From the Guidelines
The best immunotherapy for melanoma currently is the combination of nivolumab (Opdivo) and ipilimumab (Yervoy), which has shown superior efficacy compared to single-agent treatments. This regimen typically involves nivolumab 1 mg/kg plus ipilimumab 3 mg/kg every 3 weeks for 4 doses, followed by nivolumab 240 mg every 2 weeks or 480 mg every 4 weeks as maintenance therapy 1. For patients who cannot tolerate the combination due to side effects, single-agent PD-1 inhibitors like pembrolizumab (Keytruda) at 200 mg every 3 weeks or nivolumab at 240 mg every 2 weeks are effective alternatives.
- Key considerations for selecting the best immunotherapy for melanoma include:
- Treatment is typically continued for up to 2 years in the absence of disease progression or unacceptable toxicity.
- Patients should be monitored for immune-related adverse events including colitis, pneumonitis, hepatitis, endocrinopathies, and skin reactions, which may require prompt intervention with corticosteroids and temporary or permanent discontinuation of therapy 1.
From the FDA Drug Label
CHECKMATE-067 demonstrated statistically significant improvements in OS and PFS for patients randomized to either OPDIVO-containing arm as compared with the ipilimumab arm. CHECKMATE-76K demonstrated a statistically significant improvement in RFS for patients randomized to the OPDIVO arm compared with the placebo arm. CHECKMATE-238 demonstrated a statistically significant improvement in RFS for patients randomized to the OPDIVO arm compared with the ipilimumab 10 mg/kg arm.
The best immunotherapy for melanoma is nivolumab (OPDIVO), as it has shown statistically significant improvements in overall survival (OS), progression-free survival (PFS), and recurrence-free survival (RFS) in several clinical trials, including CHECKMATE-067, CHECKMATE-76K, and CHECKMATE-238 2 2.
- Key benefits of nivolumab include:
- Improved OS and PFS compared to ipilimumab
- Improved RFS compared to placebo
- Statistically significant improvements in clinical trials
- Important considerations: nivolumab may have different efficacy and safety profiles compared to other immunotherapies, and treatment decisions should be made on a case-by-case basis.
From the Research
Immunotherapy Options for Melanoma
- The best immunotherapy for melanoma depends on various factors, including the patient's BRAF mutation status and overall health 3, 4.
- Combination ipilimumab/nivolumab (ipi/nivo) has shown improved progression-free survival (PFS) and overall survival (OS) compared to anti-PD-1 monotherapy in patients with BRAF wild-type (WT) melanoma 4.

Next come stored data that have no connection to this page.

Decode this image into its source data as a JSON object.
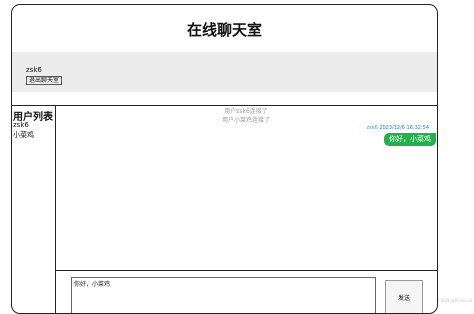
{
  "header": {
    "title": "在线聊天室"
  },
  "user_bar": {
    "current_user": "zsk6",
    "logout_label": "退出聊天室"
  },
  "user_list": {
    "title": "用户列表",
    "users": [
      "zsk6",
      "小菜鸡"
    ]
  },
  "chat": {
    "system_messages": [
      "用户zsk6连接了",
      "用户小菜鸡连接了"
    ],
    "message": {
      "user": "zsk6",
      "time": "2023/12/6 16:32:54",
      "text": "你好，小菜鸡"
    }
  },
  "composer": {
    "input_value": "你好，小菜鸡",
    "send_label": "发送"
  },
  "watermark": "CSDN @Hiiiiiiiiiiiii",
  "colors": {
    "bubble": "#22b14c",
    "meta_user": "#2aa9c8",
    "meta_time": "#2979d8",
    "user_bar_bg": "#ececec"
  }
}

- In patients with BRAF V600-mutant melanoma, sequential immunotherapy and targeted therapy have been shown to provide clinically meaningful survival benefits 3.
- Immune checkpoint inhibitors, such as nivolumab and pembrolizumab, have become standards of care in metastatic melanoma, with comparable efficacy and toxicity profiles 5.
Treatment Considerations
- The choice of treatment should be based on the patient's individual needs and preferences, as well as the clinician's expertise 5.

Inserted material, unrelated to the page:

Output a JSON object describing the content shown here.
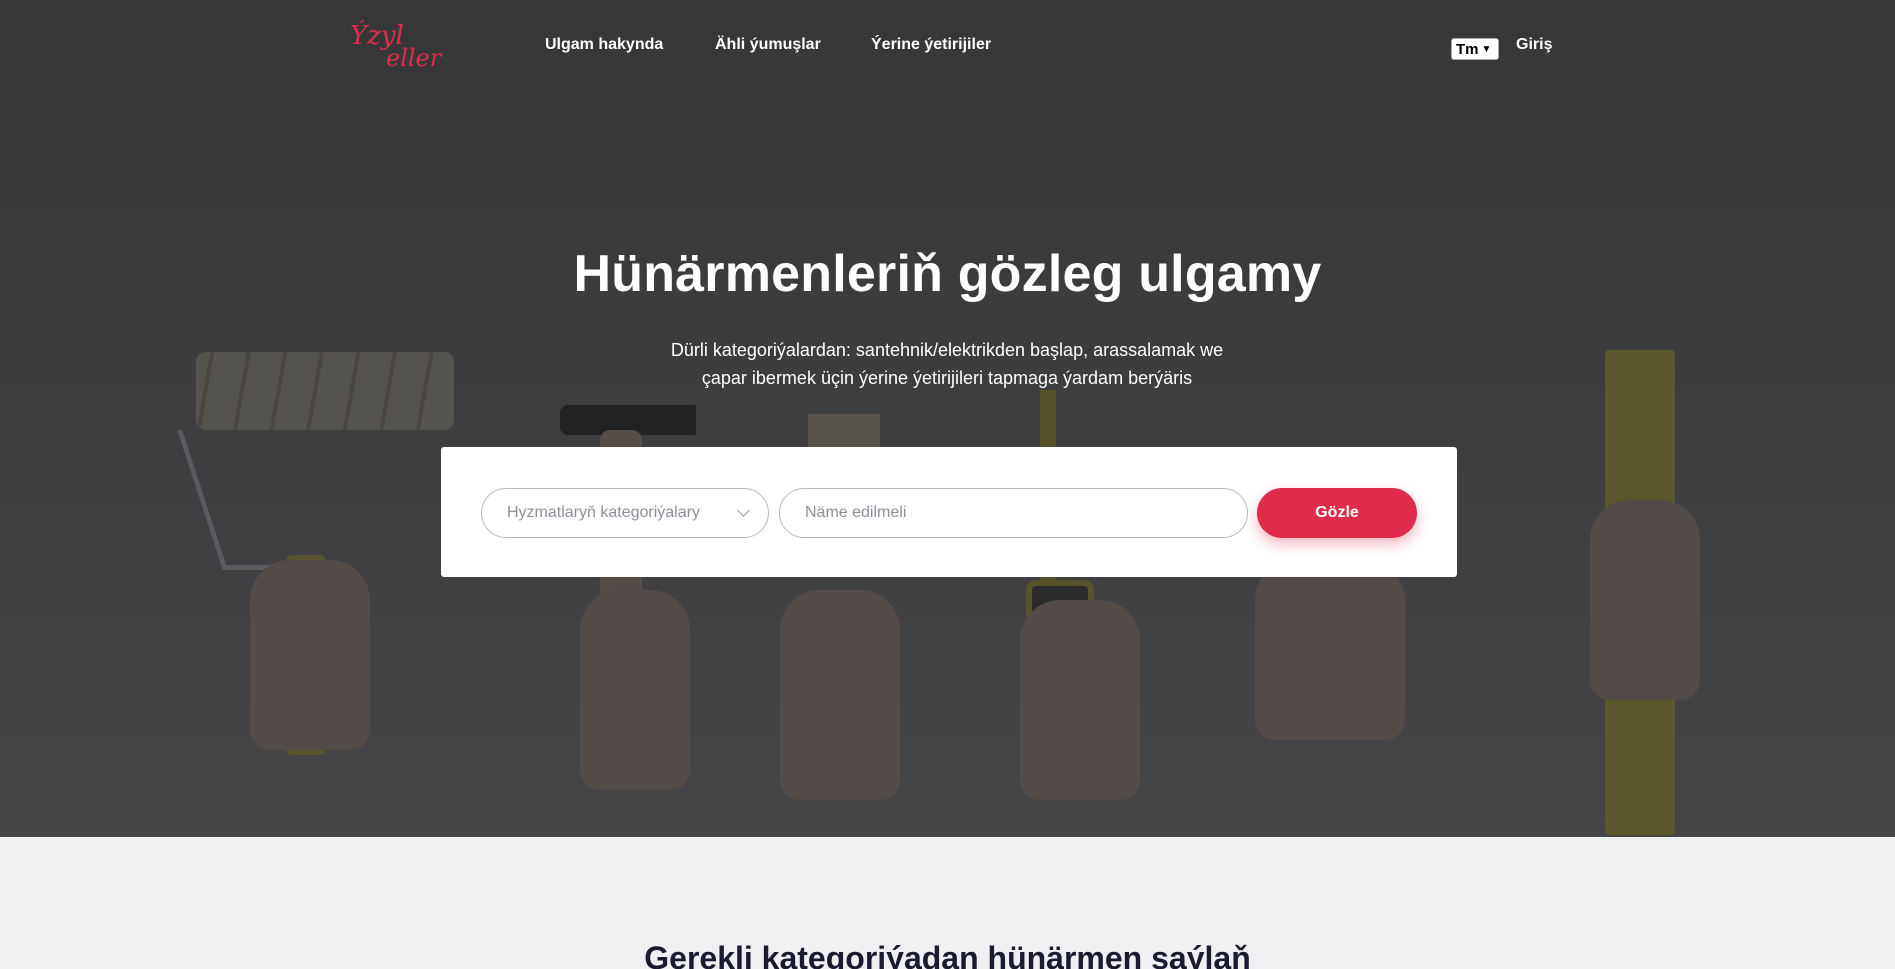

- Combination therapy with ipi/nivo may be considered for patients with BRAF WT melanoma, while sequential immunotherapy and targeted therapy may be suitable for patients with BRAF V600-mutant melanoma 3, 4.
- Patients should be closely monitored for immune-related adverse events (irAEs), which can occur with immunotherapy treatment 6, 7.
Efficacy and Safety
- Nivolumab and pembrolizumab have been shown to have comparable efficacy and safety profiles in advanced melanoma treatment 5.

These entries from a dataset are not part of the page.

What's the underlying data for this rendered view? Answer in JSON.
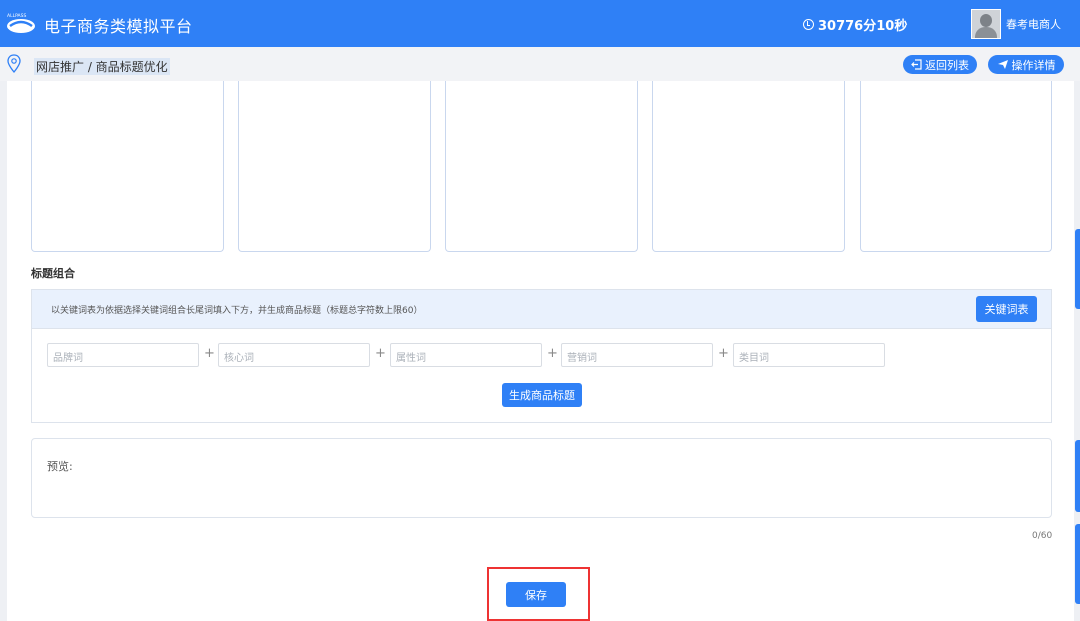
{
  "header": {
    "app_title": "电子商务类模拟平台",
    "logo_text": "ALLPASS",
    "timer": "30776分10秒",
    "username": "春考电商人"
  },
  "breadcrumb": {
    "path": "网店推广 / 商品标题优化"
  },
  "header_actions": {
    "back_label": "返回列表",
    "detail_label": "操作详情"
  },
  "title_section": {
    "heading": "标题组合",
    "notice": "以关键词表为依据选择关键词组合长尾词填入下方，并生成商品标题（标题总字符数上限60）",
    "keyword_table_button": "关键词表",
    "fields": [
      {
        "placeholder": "品牌词"
      },
      {
        "placeholder": "核心词"
      },
      {
        "placeholder": "属性词"
      },
      {
        "placeholder": "营销词"
      },
      {
        "placeholder": "类目词"
      }
    ],
    "plus_sign": "+",
    "generate_button": "生成商品标题"
  },
  "preview": {
    "label": "预览:",
    "counter": "0/60"
  },
  "footer": {
    "save_button": "保存"
  },
  "colors": {
    "primary": "#2f80f6",
    "highlight": "#e33333"
  }
}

- Combination ipilimumab/nivolumab has been associated with improved PFS and OS in patients with BRAF WT melanoma, but may also increase the risk of irAEs 4.
- Sequential immunotherapy and targeted therapy have been shown to provide clinically meaningful survival benefits in patients with BRAF V600-mutant melanoma, with a manageable safety profile 3.